Relatórios da mídia dizem em uma reunião presidida por Barista Gohar Ali Khan, alguns membros questionaram a integridade do comandante em chefe do partido e os acusaram de “comprometer”.
O relatório também alegou que o MNA Iqbal Afridi, franco, trocou as palavras acaloradas por liderança.
No entanto, o líder da PTI Assad Kaiser negou tais desenvolvimentos e argumentou que todos esses relatórios eram frívolos.
Asad Qaiser tem um relatório sobre “Frivolous” de Rifts: o MNA aceita expressar “diferenças”
Afridi também disse a Dawn que ele simplesmente expressou uma diferença de opinião e que não deveria ser retratado como se tivesse demonstrado desconfiança na liderança.
“É verdade que o partido está enfrentando a opressão do estado e pode haver um pequeno desacordo ao adaptar sua estratégia para enfrentar a situação”, disse Afridi.
“Essa diferença de opinião é uma questão diária.
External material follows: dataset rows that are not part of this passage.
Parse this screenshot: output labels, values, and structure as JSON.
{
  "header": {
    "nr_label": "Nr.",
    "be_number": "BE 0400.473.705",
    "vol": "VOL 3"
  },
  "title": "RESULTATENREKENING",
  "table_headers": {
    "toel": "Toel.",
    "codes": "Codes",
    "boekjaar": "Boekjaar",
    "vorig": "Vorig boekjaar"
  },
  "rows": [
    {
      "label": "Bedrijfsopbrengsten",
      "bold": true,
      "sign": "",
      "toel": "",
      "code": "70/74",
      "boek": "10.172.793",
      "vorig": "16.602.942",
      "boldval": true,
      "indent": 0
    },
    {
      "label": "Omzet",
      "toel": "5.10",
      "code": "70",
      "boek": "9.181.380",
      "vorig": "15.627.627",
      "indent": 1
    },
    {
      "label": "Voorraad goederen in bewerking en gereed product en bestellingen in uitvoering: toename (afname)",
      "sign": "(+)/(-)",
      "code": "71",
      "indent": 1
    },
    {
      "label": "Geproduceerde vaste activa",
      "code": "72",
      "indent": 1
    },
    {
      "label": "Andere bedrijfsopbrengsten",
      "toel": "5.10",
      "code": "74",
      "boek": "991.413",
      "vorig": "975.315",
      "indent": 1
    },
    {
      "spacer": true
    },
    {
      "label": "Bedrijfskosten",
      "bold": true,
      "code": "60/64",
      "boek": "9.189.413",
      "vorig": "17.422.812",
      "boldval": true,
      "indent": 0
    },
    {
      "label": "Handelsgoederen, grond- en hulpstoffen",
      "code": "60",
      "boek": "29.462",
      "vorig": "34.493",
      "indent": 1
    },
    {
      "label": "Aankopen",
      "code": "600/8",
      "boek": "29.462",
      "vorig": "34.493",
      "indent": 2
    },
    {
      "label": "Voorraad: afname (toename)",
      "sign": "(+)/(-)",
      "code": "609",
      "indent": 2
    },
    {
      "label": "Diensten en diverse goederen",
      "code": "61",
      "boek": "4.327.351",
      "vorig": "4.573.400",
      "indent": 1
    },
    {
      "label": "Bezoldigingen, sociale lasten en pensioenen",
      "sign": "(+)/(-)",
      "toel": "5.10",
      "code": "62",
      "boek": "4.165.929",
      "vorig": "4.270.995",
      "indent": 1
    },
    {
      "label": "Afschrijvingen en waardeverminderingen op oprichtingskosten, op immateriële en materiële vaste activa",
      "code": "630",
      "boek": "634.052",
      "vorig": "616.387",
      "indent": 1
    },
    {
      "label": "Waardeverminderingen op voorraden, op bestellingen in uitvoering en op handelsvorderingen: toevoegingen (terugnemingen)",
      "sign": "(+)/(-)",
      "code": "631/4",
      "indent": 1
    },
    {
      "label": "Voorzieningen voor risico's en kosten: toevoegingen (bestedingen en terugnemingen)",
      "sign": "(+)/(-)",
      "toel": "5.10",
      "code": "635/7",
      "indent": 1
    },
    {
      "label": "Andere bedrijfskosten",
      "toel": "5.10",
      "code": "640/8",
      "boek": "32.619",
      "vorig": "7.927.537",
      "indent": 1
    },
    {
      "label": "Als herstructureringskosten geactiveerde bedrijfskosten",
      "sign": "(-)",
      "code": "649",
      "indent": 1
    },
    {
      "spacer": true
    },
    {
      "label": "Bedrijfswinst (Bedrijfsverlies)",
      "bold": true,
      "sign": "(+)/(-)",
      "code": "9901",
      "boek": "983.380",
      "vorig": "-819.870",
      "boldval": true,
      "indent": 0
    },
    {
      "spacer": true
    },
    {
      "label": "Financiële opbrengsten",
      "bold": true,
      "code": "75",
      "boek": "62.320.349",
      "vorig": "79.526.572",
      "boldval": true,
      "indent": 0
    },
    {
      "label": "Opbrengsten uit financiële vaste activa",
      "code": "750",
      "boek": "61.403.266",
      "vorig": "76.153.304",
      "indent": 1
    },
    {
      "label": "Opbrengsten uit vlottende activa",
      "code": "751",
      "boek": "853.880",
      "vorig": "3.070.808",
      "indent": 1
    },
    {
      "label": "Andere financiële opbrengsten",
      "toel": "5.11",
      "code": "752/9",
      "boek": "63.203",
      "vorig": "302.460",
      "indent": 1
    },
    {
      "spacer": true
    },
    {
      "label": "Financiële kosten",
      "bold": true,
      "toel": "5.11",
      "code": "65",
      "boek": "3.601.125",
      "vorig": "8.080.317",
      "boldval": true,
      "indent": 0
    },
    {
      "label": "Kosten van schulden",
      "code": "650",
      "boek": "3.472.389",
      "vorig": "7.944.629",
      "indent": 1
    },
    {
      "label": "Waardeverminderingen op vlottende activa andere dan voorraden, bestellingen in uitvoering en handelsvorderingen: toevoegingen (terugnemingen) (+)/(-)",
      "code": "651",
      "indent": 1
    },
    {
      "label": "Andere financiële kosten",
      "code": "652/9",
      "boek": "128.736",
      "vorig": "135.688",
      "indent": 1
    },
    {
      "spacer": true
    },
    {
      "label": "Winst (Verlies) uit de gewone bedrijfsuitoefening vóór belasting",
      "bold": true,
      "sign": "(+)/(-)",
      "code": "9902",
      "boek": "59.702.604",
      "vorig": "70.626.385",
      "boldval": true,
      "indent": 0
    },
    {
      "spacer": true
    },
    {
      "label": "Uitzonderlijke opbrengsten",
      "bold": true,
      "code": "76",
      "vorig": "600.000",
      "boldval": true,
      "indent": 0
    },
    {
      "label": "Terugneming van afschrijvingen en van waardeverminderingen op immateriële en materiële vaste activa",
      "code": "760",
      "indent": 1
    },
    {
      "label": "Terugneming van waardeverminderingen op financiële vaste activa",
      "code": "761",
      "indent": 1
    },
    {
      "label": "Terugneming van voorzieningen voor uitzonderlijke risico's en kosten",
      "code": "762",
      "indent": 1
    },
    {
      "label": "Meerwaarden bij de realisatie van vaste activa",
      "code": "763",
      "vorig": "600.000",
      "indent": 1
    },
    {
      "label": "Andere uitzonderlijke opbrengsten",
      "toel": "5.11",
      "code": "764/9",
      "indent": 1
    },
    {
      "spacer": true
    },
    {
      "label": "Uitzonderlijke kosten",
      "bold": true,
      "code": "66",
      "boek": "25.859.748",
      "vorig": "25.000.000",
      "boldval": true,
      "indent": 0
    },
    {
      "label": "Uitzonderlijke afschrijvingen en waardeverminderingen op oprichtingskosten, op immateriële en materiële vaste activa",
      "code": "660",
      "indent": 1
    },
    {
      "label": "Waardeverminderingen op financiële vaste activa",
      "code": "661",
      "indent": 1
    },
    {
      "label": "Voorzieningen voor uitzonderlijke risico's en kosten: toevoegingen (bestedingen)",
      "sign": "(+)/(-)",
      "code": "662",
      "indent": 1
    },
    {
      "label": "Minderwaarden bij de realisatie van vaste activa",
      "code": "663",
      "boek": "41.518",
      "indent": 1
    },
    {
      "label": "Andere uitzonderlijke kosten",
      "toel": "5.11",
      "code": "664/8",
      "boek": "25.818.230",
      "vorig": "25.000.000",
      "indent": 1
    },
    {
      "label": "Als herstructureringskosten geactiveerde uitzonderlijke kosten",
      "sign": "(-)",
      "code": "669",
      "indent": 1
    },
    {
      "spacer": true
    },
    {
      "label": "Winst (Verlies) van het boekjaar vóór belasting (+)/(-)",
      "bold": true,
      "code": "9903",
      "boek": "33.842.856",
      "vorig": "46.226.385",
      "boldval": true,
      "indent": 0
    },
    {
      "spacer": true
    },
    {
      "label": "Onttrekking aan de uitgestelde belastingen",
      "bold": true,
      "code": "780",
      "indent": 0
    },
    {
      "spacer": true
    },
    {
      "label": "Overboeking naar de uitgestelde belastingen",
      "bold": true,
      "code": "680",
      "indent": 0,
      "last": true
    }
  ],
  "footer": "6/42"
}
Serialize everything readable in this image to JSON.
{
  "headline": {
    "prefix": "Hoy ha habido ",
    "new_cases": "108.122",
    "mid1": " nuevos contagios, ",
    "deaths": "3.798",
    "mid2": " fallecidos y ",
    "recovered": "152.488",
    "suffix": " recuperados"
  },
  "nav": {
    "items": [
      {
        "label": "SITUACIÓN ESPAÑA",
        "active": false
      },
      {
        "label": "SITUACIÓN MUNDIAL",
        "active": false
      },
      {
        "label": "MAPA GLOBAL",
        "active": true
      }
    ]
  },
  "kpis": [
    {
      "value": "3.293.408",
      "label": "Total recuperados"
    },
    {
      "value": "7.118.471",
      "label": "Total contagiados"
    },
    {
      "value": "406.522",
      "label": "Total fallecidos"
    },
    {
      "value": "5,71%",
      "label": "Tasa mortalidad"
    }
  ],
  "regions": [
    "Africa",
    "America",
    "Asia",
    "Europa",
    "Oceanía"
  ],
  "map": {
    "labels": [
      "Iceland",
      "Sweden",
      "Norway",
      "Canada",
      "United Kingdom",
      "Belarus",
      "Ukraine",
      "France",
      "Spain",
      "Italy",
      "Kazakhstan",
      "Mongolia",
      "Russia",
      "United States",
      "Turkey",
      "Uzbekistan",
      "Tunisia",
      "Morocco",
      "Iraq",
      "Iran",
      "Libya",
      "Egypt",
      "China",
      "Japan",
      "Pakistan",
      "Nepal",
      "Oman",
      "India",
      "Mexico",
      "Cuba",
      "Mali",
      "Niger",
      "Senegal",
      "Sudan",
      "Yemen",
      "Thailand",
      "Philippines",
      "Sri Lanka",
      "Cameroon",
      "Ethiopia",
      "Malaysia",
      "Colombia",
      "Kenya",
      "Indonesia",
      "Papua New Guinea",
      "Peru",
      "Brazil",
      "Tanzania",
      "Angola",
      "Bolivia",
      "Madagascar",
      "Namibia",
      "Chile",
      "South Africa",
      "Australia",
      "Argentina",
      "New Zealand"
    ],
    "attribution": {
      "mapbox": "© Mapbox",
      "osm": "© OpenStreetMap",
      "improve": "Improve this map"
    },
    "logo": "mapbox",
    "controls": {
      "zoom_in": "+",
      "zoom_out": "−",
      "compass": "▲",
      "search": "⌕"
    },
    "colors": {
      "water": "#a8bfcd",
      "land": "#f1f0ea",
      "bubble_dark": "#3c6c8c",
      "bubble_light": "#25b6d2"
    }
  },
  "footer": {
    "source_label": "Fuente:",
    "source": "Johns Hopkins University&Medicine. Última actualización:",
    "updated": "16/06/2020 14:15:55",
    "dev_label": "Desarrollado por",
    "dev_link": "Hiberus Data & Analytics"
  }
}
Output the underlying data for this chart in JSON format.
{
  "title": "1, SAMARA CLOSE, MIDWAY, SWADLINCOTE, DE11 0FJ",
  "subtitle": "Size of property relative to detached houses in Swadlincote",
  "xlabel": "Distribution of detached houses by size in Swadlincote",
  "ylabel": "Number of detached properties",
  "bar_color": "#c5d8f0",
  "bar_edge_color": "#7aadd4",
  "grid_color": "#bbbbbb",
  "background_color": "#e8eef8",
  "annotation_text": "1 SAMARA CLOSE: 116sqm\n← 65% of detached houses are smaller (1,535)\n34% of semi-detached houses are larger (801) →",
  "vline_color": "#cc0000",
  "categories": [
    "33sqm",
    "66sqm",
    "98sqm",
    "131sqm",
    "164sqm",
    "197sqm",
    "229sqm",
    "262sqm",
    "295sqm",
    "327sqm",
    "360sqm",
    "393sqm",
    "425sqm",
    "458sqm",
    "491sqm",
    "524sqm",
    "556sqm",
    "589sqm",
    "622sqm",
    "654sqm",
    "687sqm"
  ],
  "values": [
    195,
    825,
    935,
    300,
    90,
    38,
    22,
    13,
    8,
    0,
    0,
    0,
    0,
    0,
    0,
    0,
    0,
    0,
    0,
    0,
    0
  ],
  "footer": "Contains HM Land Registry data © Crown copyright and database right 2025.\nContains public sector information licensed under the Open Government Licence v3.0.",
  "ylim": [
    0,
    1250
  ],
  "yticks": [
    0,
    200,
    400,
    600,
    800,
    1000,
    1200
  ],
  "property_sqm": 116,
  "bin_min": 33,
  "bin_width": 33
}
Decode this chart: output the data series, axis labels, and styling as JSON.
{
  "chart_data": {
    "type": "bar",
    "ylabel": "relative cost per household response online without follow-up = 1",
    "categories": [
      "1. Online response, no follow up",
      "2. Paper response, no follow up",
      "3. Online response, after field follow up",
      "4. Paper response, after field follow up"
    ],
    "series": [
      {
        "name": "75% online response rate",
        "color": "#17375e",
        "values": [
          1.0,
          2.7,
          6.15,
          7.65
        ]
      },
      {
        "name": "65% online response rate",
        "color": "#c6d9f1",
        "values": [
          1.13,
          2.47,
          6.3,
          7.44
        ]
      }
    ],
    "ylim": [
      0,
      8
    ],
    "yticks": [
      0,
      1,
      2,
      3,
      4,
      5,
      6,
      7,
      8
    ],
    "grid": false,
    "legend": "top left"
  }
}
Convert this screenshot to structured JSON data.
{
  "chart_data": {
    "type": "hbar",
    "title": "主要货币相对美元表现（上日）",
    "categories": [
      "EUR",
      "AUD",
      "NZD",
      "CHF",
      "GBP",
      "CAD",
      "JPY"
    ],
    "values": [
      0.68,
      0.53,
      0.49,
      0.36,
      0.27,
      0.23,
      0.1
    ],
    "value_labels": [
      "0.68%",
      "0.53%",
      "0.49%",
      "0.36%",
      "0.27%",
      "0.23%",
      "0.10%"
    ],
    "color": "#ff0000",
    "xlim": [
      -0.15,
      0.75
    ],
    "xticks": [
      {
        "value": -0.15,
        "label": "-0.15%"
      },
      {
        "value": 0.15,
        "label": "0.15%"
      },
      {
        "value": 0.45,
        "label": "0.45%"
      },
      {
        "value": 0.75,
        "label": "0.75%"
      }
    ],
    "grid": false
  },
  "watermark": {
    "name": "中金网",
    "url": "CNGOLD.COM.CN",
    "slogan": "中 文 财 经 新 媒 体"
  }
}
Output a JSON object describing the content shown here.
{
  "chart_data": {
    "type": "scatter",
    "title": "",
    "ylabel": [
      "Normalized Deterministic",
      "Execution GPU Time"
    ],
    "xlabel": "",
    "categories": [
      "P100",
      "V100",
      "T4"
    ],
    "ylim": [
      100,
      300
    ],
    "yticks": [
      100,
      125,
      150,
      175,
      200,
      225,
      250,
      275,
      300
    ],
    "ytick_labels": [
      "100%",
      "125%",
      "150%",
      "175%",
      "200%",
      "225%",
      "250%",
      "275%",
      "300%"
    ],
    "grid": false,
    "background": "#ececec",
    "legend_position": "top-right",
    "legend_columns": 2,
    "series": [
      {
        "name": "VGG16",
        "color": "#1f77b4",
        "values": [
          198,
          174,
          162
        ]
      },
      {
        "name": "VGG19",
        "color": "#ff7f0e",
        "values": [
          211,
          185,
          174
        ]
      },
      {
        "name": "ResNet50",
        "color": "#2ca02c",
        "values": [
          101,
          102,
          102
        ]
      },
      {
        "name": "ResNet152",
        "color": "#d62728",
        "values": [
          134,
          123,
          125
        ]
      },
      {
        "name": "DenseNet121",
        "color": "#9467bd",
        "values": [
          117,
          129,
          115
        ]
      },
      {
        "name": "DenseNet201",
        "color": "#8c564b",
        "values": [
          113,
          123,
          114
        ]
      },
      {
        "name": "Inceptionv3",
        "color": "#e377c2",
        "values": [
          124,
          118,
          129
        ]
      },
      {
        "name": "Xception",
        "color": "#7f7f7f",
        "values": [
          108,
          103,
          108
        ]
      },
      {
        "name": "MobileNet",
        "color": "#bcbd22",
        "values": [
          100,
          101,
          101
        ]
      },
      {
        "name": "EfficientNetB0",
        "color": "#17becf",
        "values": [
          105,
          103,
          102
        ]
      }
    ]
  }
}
Acreditamos que somos apenas aqui (no Congresso) dois propósitos. Teremos o papel de expressar e lidar com as questões das pessoas em nosso eleitorado e liberar o presidente fundador Imran Khan”, acrescentou.
Quando perguntado se ele se opôs à estratégia do partido, Afridi disse que o desacordo era normal, mesmo tomando a decisão de construir uma mesquita.
“Mas quando uma mesquita é construída, todo mundo começa a orar lá. O mesmo é mencionado no PTI. Posso discordar das opiniões da liderança, mas tenho certeza de que líderes como Asad Qaiser e Malik Amir Dogar estão realmente comprometidos com o PTI e o líder Imran Khan.
“Todos os líderes da PTI tentarão falar com Imran Khan por sua libertação. Pelo menos os eleitores do meu círculo eleitoral devem falar sobre isso repetidamente para Imran Khan, mas infelizmente não podemos falar sobre o tópico no Congresso”, explicou Afridi.
Correção ATA
Enquanto isso, os líderes da PTI criticaram na quarta-feira o governo por alterar a Lei antiterrorista (ATA).
O líder do partido, Sardar Latif Kosa, disse que a seção 4 do ATA foi alterada contra os direitos fundamentais, violando o artigo 10 da Constituição.
Ele disse anteriormente que apenas os juízes do Tribunal Superior tinham o poder de conceder custódia por mais três meses, mas a nova emenda permite que o Comissário de Polícia (SP) estenda a detenção por três meses. Ele temia que a lei fosse usada contra políticos.
O presidente do Comitê de Contas Públicas, Geneid Akubal, também alertou que a lei poderia se aplicar aos partidos políticos.